Jim Halsell argues in an October 2025 Proceedings article that conventionally powered submarines are far cheaper to build, with a single nuclear-powered submarine costing as much as multiple conventional units.
By comparison, in 2026, the Dosan Ahn Changho KSS-III class costs about US$829 million per unit, while a US Virginia-class SSN costs roughly $5 billion. Halsell adds that conventional submarines feature lower maintenance costs with simpler refueling logistics that bypass expensive nuclear-servicing infrastructure.
That affordability, he says, enables a larger, distributed fleet that spreads offensive power across multiple positions, enhancing targeting options while mitigating strategic risks if a unit is lost. He notes that conventional submarines require smaller crews with less specialized training and can use simpler forward-basing facilities built at relatively low cost.
Beyond cost concerns, the KSS-N risks lagging behind advances in undersea detection technologies due to its long lead time. As Roger Bradbury and other writers noted in a March 2023 article for The Conversation, advances in non-acoustic sensing technologies threaten submarines’ vital stealth, potentially making the oceans “transparent” by the 2050s.
Bradbury and others note that while Western submarines traditionally relied on quietness to evade sonar, newer tech can detect physical, chemical, and biological ocean disturbances, as well as radiation and magnetic field changes caused by moving subs.

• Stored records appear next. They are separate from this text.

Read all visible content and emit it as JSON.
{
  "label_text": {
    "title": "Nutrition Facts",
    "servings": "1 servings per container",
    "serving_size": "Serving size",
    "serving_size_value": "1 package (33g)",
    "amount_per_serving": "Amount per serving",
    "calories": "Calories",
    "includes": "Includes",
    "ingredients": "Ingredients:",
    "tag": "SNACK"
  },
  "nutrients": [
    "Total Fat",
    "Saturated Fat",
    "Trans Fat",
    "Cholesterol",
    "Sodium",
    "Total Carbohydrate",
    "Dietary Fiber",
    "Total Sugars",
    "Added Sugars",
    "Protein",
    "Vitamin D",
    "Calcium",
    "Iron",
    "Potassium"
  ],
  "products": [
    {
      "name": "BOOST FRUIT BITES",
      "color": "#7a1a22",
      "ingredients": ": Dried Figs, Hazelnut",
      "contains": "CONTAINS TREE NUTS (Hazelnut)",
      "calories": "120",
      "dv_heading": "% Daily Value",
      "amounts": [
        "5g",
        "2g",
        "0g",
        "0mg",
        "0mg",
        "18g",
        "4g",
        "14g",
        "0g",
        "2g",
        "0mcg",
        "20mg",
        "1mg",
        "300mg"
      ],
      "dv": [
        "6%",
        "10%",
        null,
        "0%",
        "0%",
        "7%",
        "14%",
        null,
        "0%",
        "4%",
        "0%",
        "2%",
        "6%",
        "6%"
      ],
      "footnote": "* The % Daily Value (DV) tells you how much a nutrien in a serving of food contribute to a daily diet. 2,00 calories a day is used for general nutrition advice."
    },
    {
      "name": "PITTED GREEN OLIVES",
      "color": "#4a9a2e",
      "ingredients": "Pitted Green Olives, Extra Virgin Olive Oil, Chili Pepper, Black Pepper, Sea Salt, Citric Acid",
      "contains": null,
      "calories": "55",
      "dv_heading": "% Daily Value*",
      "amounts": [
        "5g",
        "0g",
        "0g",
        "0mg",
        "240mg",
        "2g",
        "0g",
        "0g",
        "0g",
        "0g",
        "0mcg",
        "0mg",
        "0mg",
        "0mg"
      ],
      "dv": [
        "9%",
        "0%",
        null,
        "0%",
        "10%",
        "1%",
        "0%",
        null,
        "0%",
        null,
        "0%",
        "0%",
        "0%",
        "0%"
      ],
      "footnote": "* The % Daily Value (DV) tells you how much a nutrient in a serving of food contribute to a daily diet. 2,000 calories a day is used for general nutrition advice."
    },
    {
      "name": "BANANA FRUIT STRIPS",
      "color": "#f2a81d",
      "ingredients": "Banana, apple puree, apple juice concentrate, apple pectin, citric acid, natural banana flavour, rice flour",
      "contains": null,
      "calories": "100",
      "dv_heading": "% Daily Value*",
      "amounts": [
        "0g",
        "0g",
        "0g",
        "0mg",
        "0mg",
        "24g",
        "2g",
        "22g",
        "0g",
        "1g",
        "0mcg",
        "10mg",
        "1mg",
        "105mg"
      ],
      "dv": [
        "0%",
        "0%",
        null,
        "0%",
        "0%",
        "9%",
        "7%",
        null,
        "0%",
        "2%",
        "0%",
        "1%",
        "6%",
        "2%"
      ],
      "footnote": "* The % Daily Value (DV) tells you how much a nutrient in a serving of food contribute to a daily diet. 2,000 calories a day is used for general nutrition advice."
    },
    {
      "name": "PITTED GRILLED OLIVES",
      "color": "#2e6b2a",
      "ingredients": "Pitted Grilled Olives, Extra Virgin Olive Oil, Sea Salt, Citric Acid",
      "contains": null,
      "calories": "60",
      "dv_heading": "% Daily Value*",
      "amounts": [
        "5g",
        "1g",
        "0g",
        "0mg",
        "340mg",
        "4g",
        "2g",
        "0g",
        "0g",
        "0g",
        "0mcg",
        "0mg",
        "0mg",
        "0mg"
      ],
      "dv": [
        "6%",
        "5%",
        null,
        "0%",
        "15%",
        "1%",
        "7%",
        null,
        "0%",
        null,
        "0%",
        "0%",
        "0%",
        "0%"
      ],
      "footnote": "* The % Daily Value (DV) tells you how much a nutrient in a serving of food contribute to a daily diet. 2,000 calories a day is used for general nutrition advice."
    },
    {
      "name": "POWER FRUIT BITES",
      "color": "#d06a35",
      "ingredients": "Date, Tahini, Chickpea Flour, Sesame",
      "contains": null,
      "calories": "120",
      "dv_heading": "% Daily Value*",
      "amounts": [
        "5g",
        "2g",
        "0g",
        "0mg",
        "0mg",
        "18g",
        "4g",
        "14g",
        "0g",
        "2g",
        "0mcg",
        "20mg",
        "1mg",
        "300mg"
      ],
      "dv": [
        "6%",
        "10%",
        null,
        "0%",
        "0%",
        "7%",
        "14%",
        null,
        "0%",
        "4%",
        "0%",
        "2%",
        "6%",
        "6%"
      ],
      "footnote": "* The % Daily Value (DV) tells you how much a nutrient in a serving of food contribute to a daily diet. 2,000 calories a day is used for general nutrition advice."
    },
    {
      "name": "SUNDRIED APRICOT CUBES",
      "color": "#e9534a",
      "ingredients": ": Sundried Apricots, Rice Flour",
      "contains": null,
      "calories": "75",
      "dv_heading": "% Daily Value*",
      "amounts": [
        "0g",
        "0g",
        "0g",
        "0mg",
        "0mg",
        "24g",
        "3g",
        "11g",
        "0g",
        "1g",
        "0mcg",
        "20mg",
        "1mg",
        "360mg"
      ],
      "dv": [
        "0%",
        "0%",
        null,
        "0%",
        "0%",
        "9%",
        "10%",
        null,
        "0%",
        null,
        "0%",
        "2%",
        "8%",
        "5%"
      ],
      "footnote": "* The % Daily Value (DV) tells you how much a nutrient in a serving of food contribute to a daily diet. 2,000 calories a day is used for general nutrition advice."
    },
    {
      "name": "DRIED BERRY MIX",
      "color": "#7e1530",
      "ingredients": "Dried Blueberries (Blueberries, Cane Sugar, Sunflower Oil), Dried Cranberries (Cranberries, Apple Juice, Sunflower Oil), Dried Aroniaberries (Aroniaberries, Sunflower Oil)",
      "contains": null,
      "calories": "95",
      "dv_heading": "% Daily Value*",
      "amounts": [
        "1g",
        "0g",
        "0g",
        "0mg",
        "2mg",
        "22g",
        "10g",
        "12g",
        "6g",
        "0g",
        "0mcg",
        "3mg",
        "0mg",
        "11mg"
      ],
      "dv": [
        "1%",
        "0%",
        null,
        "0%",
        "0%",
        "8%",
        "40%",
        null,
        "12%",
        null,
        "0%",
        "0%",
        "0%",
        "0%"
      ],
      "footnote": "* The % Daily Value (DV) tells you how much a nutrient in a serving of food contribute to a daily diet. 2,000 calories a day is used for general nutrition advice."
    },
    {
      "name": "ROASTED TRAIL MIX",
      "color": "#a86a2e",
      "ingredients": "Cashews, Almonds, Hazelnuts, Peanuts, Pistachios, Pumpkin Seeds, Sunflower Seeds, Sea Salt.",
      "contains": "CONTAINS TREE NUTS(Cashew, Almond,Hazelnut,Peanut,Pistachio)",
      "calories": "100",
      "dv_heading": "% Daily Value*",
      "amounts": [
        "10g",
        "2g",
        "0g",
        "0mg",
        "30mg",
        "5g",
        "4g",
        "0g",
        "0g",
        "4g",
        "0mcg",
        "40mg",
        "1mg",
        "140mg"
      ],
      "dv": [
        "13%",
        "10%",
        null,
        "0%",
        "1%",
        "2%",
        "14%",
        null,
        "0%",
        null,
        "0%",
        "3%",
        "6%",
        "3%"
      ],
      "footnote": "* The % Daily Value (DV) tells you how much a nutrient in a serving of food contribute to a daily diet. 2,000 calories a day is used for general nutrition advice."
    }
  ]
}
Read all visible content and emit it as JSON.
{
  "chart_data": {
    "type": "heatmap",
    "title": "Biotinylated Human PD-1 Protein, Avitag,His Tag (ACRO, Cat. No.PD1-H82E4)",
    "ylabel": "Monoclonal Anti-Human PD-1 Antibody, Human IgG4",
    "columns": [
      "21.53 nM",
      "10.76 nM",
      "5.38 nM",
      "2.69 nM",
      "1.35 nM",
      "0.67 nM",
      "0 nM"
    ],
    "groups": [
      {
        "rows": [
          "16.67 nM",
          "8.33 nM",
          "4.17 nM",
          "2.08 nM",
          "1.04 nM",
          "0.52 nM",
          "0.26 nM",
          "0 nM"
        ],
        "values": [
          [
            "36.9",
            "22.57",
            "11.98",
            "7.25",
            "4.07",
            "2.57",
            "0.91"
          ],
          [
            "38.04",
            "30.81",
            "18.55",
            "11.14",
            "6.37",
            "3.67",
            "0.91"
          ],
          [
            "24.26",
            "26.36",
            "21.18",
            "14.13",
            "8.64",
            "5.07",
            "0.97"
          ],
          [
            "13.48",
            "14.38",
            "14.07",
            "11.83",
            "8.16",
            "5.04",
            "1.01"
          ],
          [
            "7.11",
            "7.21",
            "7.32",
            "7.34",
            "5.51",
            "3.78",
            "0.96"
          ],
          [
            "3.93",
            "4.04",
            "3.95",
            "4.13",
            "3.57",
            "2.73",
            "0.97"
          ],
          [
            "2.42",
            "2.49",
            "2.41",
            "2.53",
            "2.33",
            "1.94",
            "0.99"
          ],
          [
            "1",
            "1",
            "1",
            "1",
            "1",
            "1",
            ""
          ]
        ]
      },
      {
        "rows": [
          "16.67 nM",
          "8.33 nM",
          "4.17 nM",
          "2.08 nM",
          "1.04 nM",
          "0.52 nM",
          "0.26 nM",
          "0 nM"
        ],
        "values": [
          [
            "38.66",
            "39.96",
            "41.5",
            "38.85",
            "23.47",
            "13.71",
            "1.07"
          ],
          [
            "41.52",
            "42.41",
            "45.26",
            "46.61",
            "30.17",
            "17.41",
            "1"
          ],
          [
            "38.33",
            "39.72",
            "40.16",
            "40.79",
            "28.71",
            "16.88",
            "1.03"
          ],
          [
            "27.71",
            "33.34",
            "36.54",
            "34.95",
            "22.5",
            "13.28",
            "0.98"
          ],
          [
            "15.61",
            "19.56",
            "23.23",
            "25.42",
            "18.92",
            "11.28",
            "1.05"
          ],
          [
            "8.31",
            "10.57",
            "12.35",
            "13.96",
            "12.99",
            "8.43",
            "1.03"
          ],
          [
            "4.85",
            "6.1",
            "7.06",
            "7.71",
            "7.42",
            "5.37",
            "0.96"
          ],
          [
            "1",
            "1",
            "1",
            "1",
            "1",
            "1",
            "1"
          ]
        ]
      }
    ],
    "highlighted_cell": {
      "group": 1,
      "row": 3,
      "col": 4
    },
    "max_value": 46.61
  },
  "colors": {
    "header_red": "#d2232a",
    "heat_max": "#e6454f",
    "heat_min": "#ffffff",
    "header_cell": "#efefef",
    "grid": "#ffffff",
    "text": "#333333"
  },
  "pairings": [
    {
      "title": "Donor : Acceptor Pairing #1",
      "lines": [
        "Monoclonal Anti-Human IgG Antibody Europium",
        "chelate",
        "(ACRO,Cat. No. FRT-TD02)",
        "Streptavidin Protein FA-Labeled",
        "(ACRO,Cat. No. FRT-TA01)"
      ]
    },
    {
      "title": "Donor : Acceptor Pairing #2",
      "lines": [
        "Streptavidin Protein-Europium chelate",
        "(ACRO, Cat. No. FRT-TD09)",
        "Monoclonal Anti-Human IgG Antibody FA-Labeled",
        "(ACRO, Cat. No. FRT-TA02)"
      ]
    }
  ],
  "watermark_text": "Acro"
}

Their Intelfuze software assessment predicts a 75% to 90% probability of transparent oceans by the 2050s.
Beyond operational and technological concerns, the project also raises sensitive questions about nuclear proliferation.
Sharon Squassoni argues in a December 2025 article for the Bulletin of the Atomic Scientists that since naval reactors require enriched uranium — and military fuel applications are often restricted by international agreements — the indigenous development of these sensitive fuel-cycle technologies gives South Korea the exact technical infrastructure and material needed to quickly resuscitate a clandestine nuclear weapons program if it chooses to do so.
South Korea may already have a precedent for suspicious nuclear behavior. In 1979–1981 and 2000, South Korea conducted undeclared laboratory-scale uranium enrichment experiments, producing small amounts of enriched uranium, some of which reached weapon-grade levels. They also secretly separated 0.7 grams of plutonium in 1982.
Those activities violated South Korea’s IAEA safeguards agreement, though subsequent investigations found no evidence of ongoing violations.